- Nikki Chu, Kelly Marie Dunn, Eva Marcille and Denyce Lawton (from left)
- Genre: Documentary
- Starring: Denyce Lawton Eva Marcille Kelly Marie Dunn Nikki Chu
- Country of origin: United States
- Original language: English
- No. of seasons: 1
- No. of episodes: 6

Production
- Executive producers: Gil Lopez Madison Merritt Michael Hirschorn Wendy Roth
- Production company: Ish Entertainment

Original release
- Network: Oxygen
- Release: September 3 – October 8, 2012

= Girlfriend Confidential: LA =

Girlfriend Confidential: LA is an American reality television series on Oxygen. The series premiered on September 3, 2012.

==Premise==
The series follows a group of friends as they navigate through the treacherous waters of the Hollywood entertainment industry.

==Episodes==

| Season | Episodes |  | Originally released |  |
| First released | Last released |
| 1 | 6 |  | September 3, 2012 | October 8, 2012 |

===Season 1 (2012)===

| No. | Title | Original release date |
| 1 | "Nobody's Housewives" | September 3, 2012 |
| 2 | "Fireworks" | September 10, 2012 |
Denyce creates drama at a celebrity's house party which annoys the group.
| 3 | "Friendtervention" | September 17, 2012 |
Eva receives shocking news which makes her consider a new career. Denyce is fed up with all the rumors going around about her. Nikki is shocked when her biological father is ready to fix their relationship.
| 4 | "So Emotional" | September 24, 2012 |
Denyce gets a new chance with her job. Nikki forgives her father and the two start their chance to make up lost time.

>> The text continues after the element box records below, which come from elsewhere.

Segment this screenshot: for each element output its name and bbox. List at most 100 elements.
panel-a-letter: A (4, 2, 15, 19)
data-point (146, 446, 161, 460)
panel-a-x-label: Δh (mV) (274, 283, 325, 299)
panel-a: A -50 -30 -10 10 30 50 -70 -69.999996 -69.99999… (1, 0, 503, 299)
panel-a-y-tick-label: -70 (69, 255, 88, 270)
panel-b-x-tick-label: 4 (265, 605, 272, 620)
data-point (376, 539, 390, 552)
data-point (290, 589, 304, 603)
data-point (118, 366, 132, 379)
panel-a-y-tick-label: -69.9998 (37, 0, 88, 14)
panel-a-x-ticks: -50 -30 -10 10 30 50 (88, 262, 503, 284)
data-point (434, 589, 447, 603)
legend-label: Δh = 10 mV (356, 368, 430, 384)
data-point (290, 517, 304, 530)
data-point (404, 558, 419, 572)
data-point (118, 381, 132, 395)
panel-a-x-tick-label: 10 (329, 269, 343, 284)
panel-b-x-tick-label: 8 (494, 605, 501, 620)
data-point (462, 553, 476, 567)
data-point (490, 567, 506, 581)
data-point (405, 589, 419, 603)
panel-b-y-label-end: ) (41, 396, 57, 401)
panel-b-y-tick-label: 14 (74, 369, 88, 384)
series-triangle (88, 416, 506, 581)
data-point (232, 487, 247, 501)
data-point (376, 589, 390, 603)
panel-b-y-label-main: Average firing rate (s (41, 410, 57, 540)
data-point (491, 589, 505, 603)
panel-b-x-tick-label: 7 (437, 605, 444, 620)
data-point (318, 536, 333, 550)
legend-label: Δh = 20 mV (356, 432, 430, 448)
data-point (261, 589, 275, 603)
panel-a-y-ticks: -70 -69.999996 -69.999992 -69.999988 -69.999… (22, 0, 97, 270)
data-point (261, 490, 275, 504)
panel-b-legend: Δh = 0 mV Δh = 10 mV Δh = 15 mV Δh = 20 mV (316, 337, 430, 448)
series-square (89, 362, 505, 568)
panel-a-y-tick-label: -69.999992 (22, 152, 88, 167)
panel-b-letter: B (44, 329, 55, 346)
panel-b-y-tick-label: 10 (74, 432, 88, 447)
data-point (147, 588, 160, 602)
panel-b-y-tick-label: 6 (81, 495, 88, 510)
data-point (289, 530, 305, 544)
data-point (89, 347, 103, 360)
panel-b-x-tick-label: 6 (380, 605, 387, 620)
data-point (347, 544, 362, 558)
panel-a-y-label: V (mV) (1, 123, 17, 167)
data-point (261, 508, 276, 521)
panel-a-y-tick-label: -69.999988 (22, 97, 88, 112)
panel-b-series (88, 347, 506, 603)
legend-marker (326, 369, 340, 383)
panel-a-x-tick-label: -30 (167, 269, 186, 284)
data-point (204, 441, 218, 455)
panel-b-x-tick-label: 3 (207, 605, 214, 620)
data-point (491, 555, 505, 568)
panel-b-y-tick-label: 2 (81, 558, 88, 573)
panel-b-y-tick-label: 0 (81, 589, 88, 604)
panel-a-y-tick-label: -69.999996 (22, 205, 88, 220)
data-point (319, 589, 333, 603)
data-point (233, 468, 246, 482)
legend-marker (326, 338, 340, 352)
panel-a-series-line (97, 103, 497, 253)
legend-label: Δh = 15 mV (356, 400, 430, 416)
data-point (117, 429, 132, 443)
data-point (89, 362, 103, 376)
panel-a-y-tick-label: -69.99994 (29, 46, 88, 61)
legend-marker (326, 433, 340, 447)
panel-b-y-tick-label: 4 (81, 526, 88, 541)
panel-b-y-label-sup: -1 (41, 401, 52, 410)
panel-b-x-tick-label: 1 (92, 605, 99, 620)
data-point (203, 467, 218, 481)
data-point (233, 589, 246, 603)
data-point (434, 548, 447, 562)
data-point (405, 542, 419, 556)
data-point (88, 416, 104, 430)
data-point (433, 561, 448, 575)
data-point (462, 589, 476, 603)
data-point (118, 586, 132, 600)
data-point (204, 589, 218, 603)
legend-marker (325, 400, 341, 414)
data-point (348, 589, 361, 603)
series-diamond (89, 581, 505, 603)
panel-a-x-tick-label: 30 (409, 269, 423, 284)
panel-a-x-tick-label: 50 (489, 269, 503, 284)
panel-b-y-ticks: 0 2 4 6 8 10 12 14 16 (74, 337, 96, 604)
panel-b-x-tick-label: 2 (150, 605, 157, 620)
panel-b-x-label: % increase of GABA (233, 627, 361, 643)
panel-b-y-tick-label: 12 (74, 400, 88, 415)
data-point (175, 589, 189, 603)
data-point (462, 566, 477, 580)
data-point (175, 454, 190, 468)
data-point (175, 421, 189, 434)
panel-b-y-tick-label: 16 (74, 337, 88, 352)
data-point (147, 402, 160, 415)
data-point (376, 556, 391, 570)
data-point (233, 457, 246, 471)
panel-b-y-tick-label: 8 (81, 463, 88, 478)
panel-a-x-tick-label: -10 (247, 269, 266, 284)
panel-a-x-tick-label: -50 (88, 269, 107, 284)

Kelly starts to manage an R&B artist.
| 5 | "Closure" | October 1, 2012 |
Nikki gets some shocking news about her biological father's past. Eva and Anthony's relationship is tested when tension arises. Denyce receives information about her brother's murder.
| 6 | "Not So Fast" | October 8, 2012 |
Kelly gets hired to re-brand an upcoming artist. Nikki gets pressured to further her love life. Eva is ecstatic for her one year anniversary with Anthony. Denyce gets a tattoo to remember her brother.